The difficulties in dealing with traveller encampments have been highlighted in a five-day discussion on how best to ticket travellers’ vans – despite the fact they would probably never be paid.
A chain of emails, sent over the course of five days in May this year, has just been published following a Freedom of Information request.
It was sparked by a tweet on May 23 complaining about travellers driving over Preston Park, where an unauthorised encampment had set up.
Hey @jasonkitcat I appreciate the delicate nature of dealing with travellers but driving across Preston Park is dangerous.
— Another Runner (@AnotherRunHQ) May 23, 2014
It then turns to the issue of ticketing vehicles parked on the grass – complicated by a recent alleged assault on a member of the public who had challenged them, not to mention problems wardens had in the past.
Eventually, on May 27, it was agreed the police would accompany parking wardens (civil enforcement officers or CEOs) once a day – by which time 25 emails had been sent to 21 different people working for Brighton and Hove City Council, parking enforcement contractors NSL and Sussex Police – with references to further conversations too.
Giles Gailer, who sent the original tweet, was fascinated to read the correspondence, as he says he didn’t receive a direct response to his tweet.
He said: “I live near by and walk my dogs on the park several times a day, and know from personal and anecdotal experience how aggressive the travellers can be and how passive the council and police can be.
“I would want the council to be more proactive and treat the travellers the same as they treat other users of the Park. No one should be afraid of doing their job or walking across the park.

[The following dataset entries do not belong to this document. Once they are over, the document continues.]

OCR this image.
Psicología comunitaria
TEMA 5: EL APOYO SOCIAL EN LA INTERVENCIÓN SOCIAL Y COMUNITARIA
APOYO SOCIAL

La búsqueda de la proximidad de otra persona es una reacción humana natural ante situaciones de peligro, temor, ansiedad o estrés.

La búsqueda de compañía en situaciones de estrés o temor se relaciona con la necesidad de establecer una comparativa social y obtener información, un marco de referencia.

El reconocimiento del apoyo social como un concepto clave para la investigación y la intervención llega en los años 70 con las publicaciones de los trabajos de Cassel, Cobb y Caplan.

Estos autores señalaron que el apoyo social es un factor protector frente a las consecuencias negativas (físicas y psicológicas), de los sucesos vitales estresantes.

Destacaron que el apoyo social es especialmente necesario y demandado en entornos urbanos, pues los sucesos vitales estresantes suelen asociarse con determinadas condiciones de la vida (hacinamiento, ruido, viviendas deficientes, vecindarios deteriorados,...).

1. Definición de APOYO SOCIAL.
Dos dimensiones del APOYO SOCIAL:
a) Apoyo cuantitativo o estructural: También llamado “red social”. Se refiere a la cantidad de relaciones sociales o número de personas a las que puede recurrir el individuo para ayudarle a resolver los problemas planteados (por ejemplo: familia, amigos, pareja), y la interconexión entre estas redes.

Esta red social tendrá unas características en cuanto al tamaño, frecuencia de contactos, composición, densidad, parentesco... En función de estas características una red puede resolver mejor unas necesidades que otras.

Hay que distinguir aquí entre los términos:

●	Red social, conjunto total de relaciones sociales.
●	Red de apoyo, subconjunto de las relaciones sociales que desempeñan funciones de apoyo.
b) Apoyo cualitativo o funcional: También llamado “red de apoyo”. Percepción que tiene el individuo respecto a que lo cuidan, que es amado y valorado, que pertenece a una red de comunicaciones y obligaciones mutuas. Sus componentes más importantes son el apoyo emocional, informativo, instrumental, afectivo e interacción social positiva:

A council spokesman said: “We respond to each encampment on a case by case basis, with NSL working alongside the Traveller Liaison team and the police, as appropriate.

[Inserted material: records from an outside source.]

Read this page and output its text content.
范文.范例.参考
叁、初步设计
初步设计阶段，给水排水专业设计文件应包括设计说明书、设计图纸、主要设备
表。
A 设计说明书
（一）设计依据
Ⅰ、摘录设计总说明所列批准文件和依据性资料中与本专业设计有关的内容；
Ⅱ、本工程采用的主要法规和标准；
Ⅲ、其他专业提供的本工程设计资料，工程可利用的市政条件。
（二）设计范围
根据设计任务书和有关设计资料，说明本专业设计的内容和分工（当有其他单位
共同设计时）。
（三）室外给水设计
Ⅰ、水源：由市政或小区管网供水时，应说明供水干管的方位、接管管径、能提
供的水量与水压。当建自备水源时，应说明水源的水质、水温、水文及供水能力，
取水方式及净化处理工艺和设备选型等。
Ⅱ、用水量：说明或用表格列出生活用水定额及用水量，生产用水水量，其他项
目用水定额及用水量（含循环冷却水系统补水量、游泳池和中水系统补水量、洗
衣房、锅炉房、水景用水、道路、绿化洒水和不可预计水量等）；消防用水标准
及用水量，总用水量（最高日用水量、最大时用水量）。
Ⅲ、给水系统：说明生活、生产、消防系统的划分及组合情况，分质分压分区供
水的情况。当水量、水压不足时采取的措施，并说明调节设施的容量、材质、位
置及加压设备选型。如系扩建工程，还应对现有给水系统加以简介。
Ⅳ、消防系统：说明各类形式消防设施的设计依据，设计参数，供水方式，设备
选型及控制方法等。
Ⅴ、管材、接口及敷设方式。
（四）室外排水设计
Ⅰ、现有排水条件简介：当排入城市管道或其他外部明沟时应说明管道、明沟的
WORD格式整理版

“We’ve also just agreed a new process (last week) where NSL will now attend the initial site assessment alongside the police and Traveller Liaison so we can determine what enforcement is possible and even give NSL the opportunity to enforce right from the outset where they can.”

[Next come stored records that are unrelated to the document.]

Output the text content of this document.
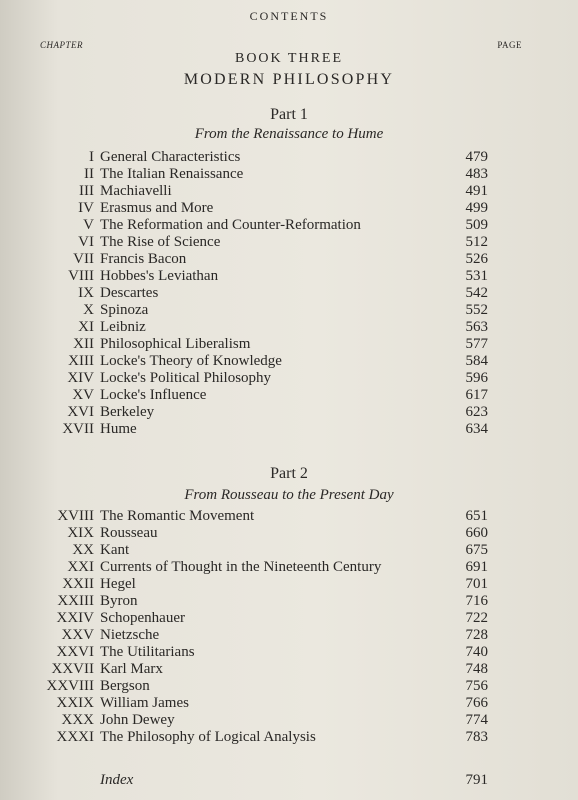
CONTENTS
CHAPTER	PAGE
BOOK THREE
MODERN PHILOSOPHY
Part 1
From the Renaissance to Hume
I General Characteristics	479
II The Italian Renaissance	483
III Machiavelli	491
IV Erasmus and More	499
V The Reformation and Counter-Reformation	509
VI The Rise of Science	512
VII Francis Bacon	526
VIII Hobbes's Leviathan	531
IX Descartes	542
X Spinoza	552
XI Leibniz	563
XII Philosophical Liberalism	577
XIII Locke's Theory of Knowledge	584
XIV Locke's Political Philosophy	596
XV Locke's Influence	617
XVI Berkeley	623
XVII Hume	634
Part 2
From Rousseau to the Present Day
XVIII The Romantic Movement	651
XIX Rousseau	660
XX Kant	675
XXI Currents of Thought in the Nineteenth Century	691
XXII Hegel	701
XXIII Byron	716
XXIV Schopenhauer	722
XXV Nietzsche	728
XXVI The Utilitarians	740
XXVII Karl Marx	748
XXVIII Bergson	756
XXIX William James	766
XXX John Dewey	774
XXXI The Philosophy of Logical Analysis	783
Index	791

The chain of correspondence was revealed in a response to a Freedom of Information request made on the WhatDoTheyKnow website and published on the council’s website here.
Council leader Jason Kitcat starts by emailing officers asking if anything can be done about antisocial driving in the park.
Councillor Pete West replies, also raising the issue of parking. He says: “This week there was an incident reported of a park user smashed over the head with a bottle by someone they challenged for parking on the grass in the park – Police investigating.
“If travellers are driving around the park I truly fear for the integrity of the parking scheme and for public safety. Please can we press the Police to s61 [move them on for antisocial behaviour.”
An officer then queries reports that parking wardens have been told by the council not to issue tickets this time.
This is eventually passed to the contractors responsible for issuing tickets, NSL, who say they will not approach the encampment without police escort – but the police initially say that they will only attend if and when an incident occurs, and will not act as the parking wardens’ “bouncers”.
Eventually, the police agree to act as escort, and enforcement is set to begin once a day.